Brown, Driver, and Briggs, old but still reputable authorities on the Hebrew text, suggest that this sealing of the promise was done by placing the hand beneath the lower back or beneath the buttocks. Joseph promised to do as his father asked, and he also indicated this symbolically by placing his hand under Jacob. It was an oath-taking posture common at that time.
“Promise me before our God, Joseph, that you will bury me back in my father’s land.
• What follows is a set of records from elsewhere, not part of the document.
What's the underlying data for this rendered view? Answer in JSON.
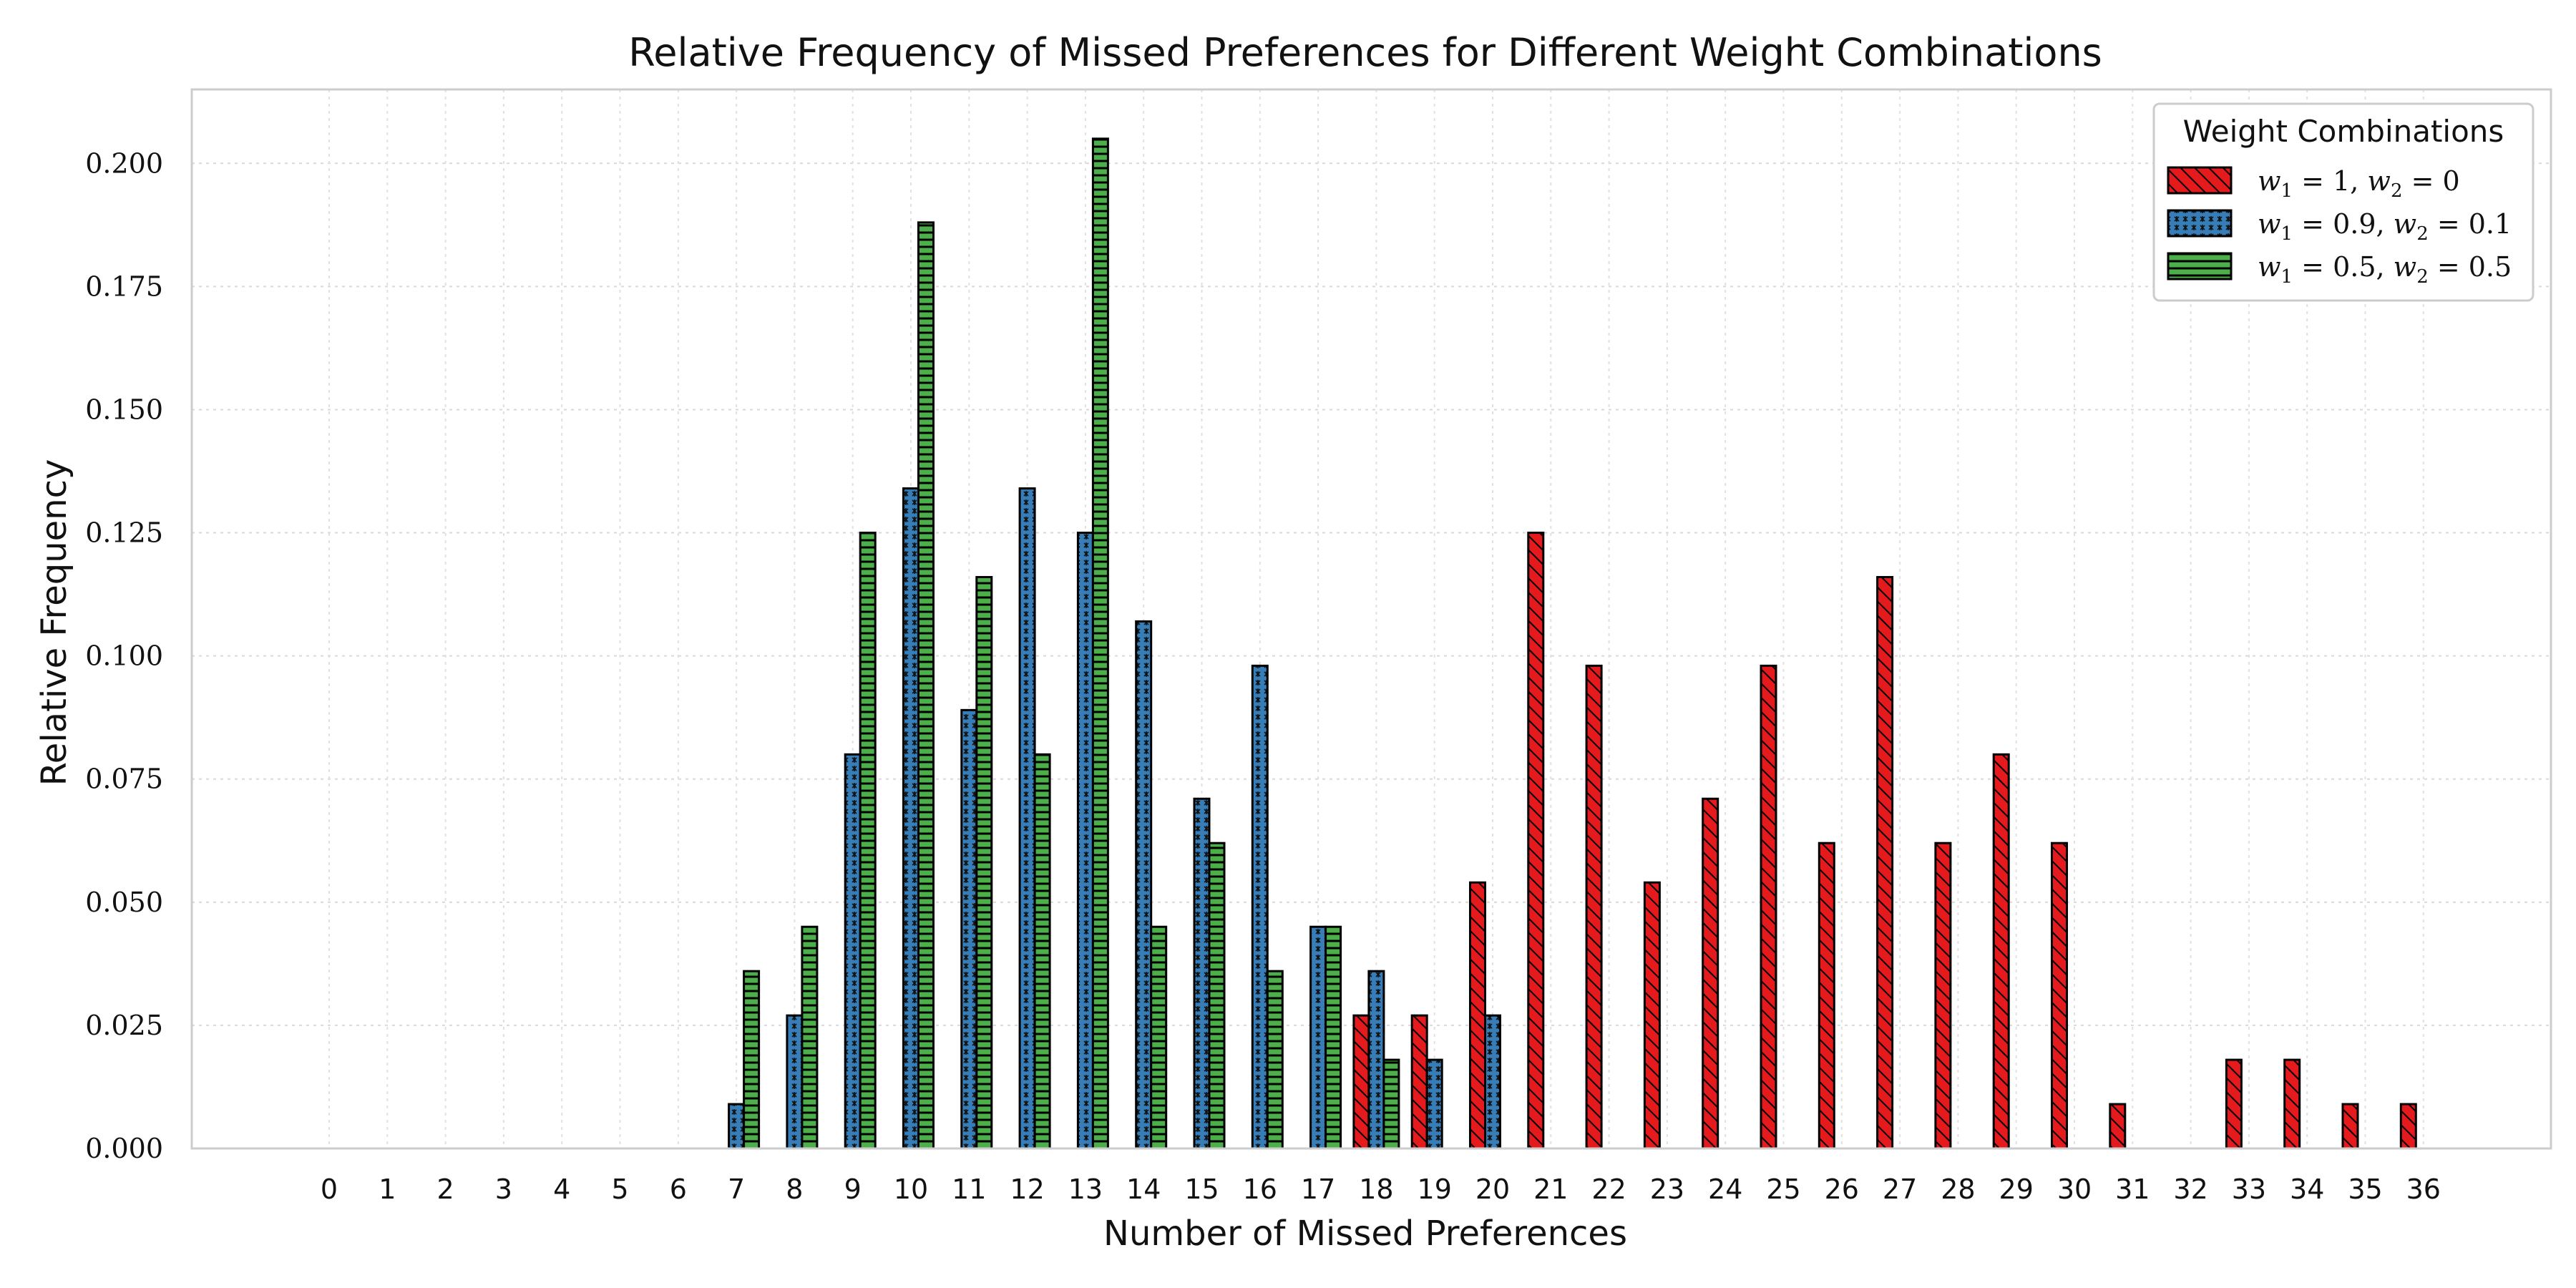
{
  "chart_data": {
    "type": "bar",
    "title": "Relative Frequency of Missed Preferences for Different Weight Combinations",
    "xlabel": "Number of Missed Preferences",
    "ylabel": "Relative Frequency",
    "categories": [
      0,
      1,
      2,
      3,
      4,
      5,
      6,
      7,
      8,
      9,
      10,
      11,
      12,
      13,
      14,
      15,
      16,
      17,
      18,
      19,
      20,
      21,
      22,
      23,
      24,
      25,
      26,
      27,
      28,
      29,
      30,
      31,
      32,
      33,
      34,
      35,
      36
    ],
    "ylim": [
      0,
      0.215
    ],
    "yticks": [
      0.0,
      0.025,
      0.05,
      0.075,
      0.1,
      0.125,
      0.15,
      0.175,
      0.2
    ],
    "ytick_labels": [
      "0.000",
      "0.025",
      "0.050",
      "0.075",
      "0.100",
      "0.125",
      "0.150",
      "0.175",
      "0.200"
    ],
    "grid": true,
    "legend": {
      "title": "Weight Combinations",
      "placement": "top-right"
    },
    "series": [
      {
        "name": "w1 = 1, w2 = 0",
        "color": "#e41a1c",
        "hatch": "diagonal",
        "values": [
          0,
          0,
          0,
          0,
          0,
          0,
          0,
          0,
          0,
          0,
          0,
          0,
          0,
          0,
          0,
          0,
          0,
          0,
          0.027,
          0.027,
          0.054,
          0.125,
          0.098,
          0.054,
          0.071,
          0.098,
          0.062,
          0.116,
          0.062,
          0.08,
          0.062,
          0.009,
          0,
          0.018,
          0.018,
          0.009,
          0.009
        ]
      },
      {
        "name": "w1 = 0.9, w2 = 0.1",
        "color": "#377eb8",
        "hatch": "stars",
        "values": [
          0,
          0,
          0,
          0,
          0,
          0,
          0,
          0.009,
          0.027,
          0.08,
          0.134,
          0.089,
          0.134,
          0.125,
          0.107,
          0.071,
          0.098,
          0.045,
          0.036,
          0.018,
          0.027,
          0,
          0,
          0,
          0,
          0,
          0,
          0,
          0,
          0,
          0,
          0,
          0,
          0,
          0,
          0,
          0
        ]
      },
      {
        "name": "w1 = 0.5, w2 = 0.5",
        "color": "#4daf4a",
        "hatch": "horizontal",
        "values": [
          0,
          0,
          0,
          0,
          0,
          0,
          0,
          0.036,
          0.045,
          0.125,
          0.188,
          0.116,
          0.08,
          0.205,
          0.045,
          0.062,
          0.036,
          0.045,
          0.018,
          0,
          0,
          0,
          0,
          0,
          0,
          0,
          0,
          0,
          0,
          0,
          0,
          0,
          0,
          0,
          0,
          0,
          0
        ]
      }
    ]
  }
}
Promise to bury me over there in Canaan, the land of our people, not here in Egypt. God brought us to Egypt so we could survive the famine, but I want to be buried in the land of our forefathers, along with Abraham and Isaac and Leah. Take me back there. Don’t bury me in Egypt. Swear before God that will not happen.” And Joseph swore to keep this promise to his father.
On Jacob’s tombstone, Joseph could have placed the words: “He worshipped.” Years earlier, of course, “He deceived” might have seemed more appropriate, but now that Jacob was almost a century-and-a-half old, he had come a long way with God. At the end of his life, one of his final acts was to worship the God he had both wrestled with and served. In his old age he urged Joseph to remember that Canaan—not Egypt—was the Promised Land, so he made his son promise to make his final grave there.